“When in doubt, have a man come through the door with a gun in his hand” – so said Raymond Chandler, doyen in his day of the hard-boiled detective fiction short story and novel, many of which were made into films.
The Big Sleep, Farewell, My Lovely and The Lady in the Lake are perhaps three of the better known novels which made it to the big screen. He also wrote the screenplay for the original Blue Dahlia.
Sneered at by literary critics who looked down their noses at what they termed “pulp fiction” Chandler, a highly educated man, strongly defended the genre thus: “When a book, any sort of book, reaches a certain intensity of artistic performance, it becomes literature. That intensity may be a matter of style, situation, character, emotional tone, or idea, or half a dozen other things. It may also be a perfection of control over the movement of a story similar to the control a great pitcher has over the ball.”
Now the classic hard-boiled detective novel is usually a gritty detective story with a street smart professional investigator at its core and generally set in a world permeated by violence and corruption. Hard core biker fiction is much less formulaic, but the better stories are always gritty, with violence and corruption never far away.

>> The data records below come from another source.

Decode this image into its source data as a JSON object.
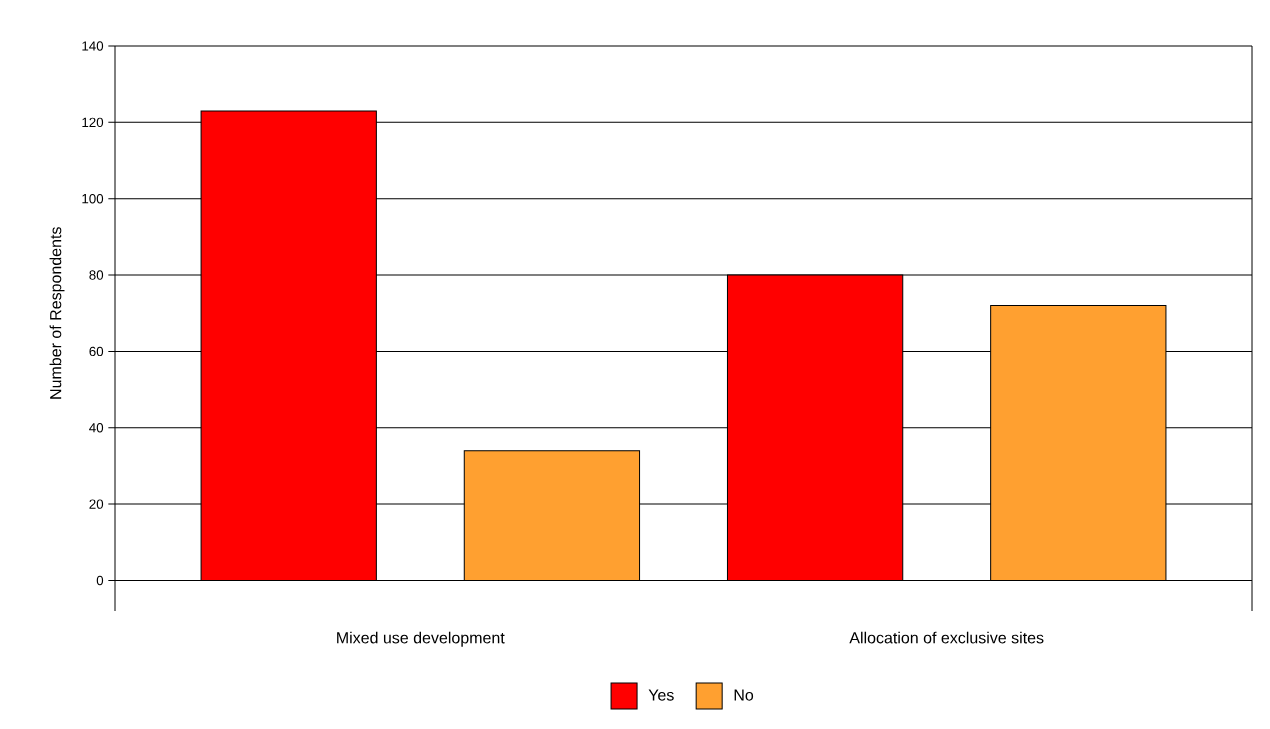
{
  "chart_data": {
    "type": "bar",
    "categories": [
      "Mixed use development",
      "Allocation of exclusive sites"
    ],
    "series": [
      {
        "name": "Yes",
        "color": "#ff0000",
        "values": [
          123,
          80
        ]
      },
      {
        "name": "No",
        "color": "#ffa030",
        "values": [
          34,
          72
        ]
      }
    ],
    "ylabel": "Number of Respondents",
    "ylim": [
      -8,
      140
    ],
    "yticks": [
      0,
      20,
      40,
      60,
      80,
      100,
      120,
      140
    ],
    "grid": "y",
    "legend": "bottom"
  }
}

However, if instead of having a trench coat and hat wearing detective as the protagonist, you have a chopper rider, “… a life-long biker. He wore Wrangler jeans and shit-brown Justin cowboy boots with ‘In The Wind’ stitched in the oil stained flanks and a weakness for redheads”, you have a central character sure to stir the blood of any biker worth his salt.
Now put him in a fast paced tale involving murder, treachery, questionable cops and more than a few fast and loose women ready to abandon sexual restraint in order to please their man, and you have a read that is damned difficult to put down. From its opening pages to the twisted climax this book will keep you guessing as you take a loud and fast ride through the violent underworld inhabited by Chance Hogan.
To write truly, you have to really know your subject and location. Keith Ball has spent a lifetime as a hard-core biker, most of it in Los Angeles and nearby states. His scenes ring as true as his characters and, if at times they seem larger than life, we should remember that, when compared with the average ‘citizen’, so does Ball.
Here’s Chandler on LA. “When I got home I mixed a stiff one and stood by the open window in the living room and sipped it and listened to the groundswell of traffic on Laurel Canyon Boulevard and looked at the glare of the big angry city hanging over the shoulder of the hills through which the boulevard had been cut. Far off the banshee wail of police or fire sirens rose and fell, never for very long completely silent. Twenty four hours a day somebody is running, somebody else is trying to catch him. Out there in the night of a thousand crimes, people were dying, being maimed, cut by flying glass, crushed against steering wheels or under heavy tires. People were being beaten, robbed, strangled, raped, and murdered. People were hungry, sick; bored, desperate with loneliness or remorse or fear, angry, cruel, feverish, shaken by sobs. A city no worse than others, a city rich and vigorous and full of pride, a city lost and beaten and full of emptiness. It all depends on where you sit and what your own private score is. I didn't have one.”
Here’s Ball. “Los Angeles, a sea of lights from the splashing Long Beach coastline, to the Malibu hills bordering Ventura County. It's a 13-million-plus sprawl of humanity and concrete, with congested lines everywhere, from airliners jammed in a long elevated corridor entering LAX. There are lines at movie premieres, on the freeways, restaurants, theaters, at Disneyland and at the city's 4,000 Jack in the Box restaurants. Not to mention the white lines on glass mirrors in the Hollywood hills, lines of cars in the streets, and lines of carts in the supermarkets. But the worst line for Chance Hogan was in the massive art deco San Pedro Post Office where he lived from a small P.O. Box. Standing on the granite floor of the '30s-era, five-story building, he towered above the others in line. He stood 6-foot-4 and weighed 228 pounds. His sandy blond hair and chiseled features, coupled with a week of stubble, made his appearance questionable. Was he a seaside bum or cool? In Los Angeles his appearance could mark him a writer or park-living homeless. Smell would answer the question and he didn’t stink.”
What’s my point? My point is that Ball can paint a word picture of the contemporary City of Angels as gripping and vibrant as the great Raymond Chandler did back in 1954, in another era entirely. Times have changed. The City of Los Angeles has changed. But what is unlikely to change, is the fact that a good writer can bring a character and a place to life so vividly that the willing suspension of disbelief necessary to enjoy good fiction comes effortlessly. Harbor Town Seduction does just that.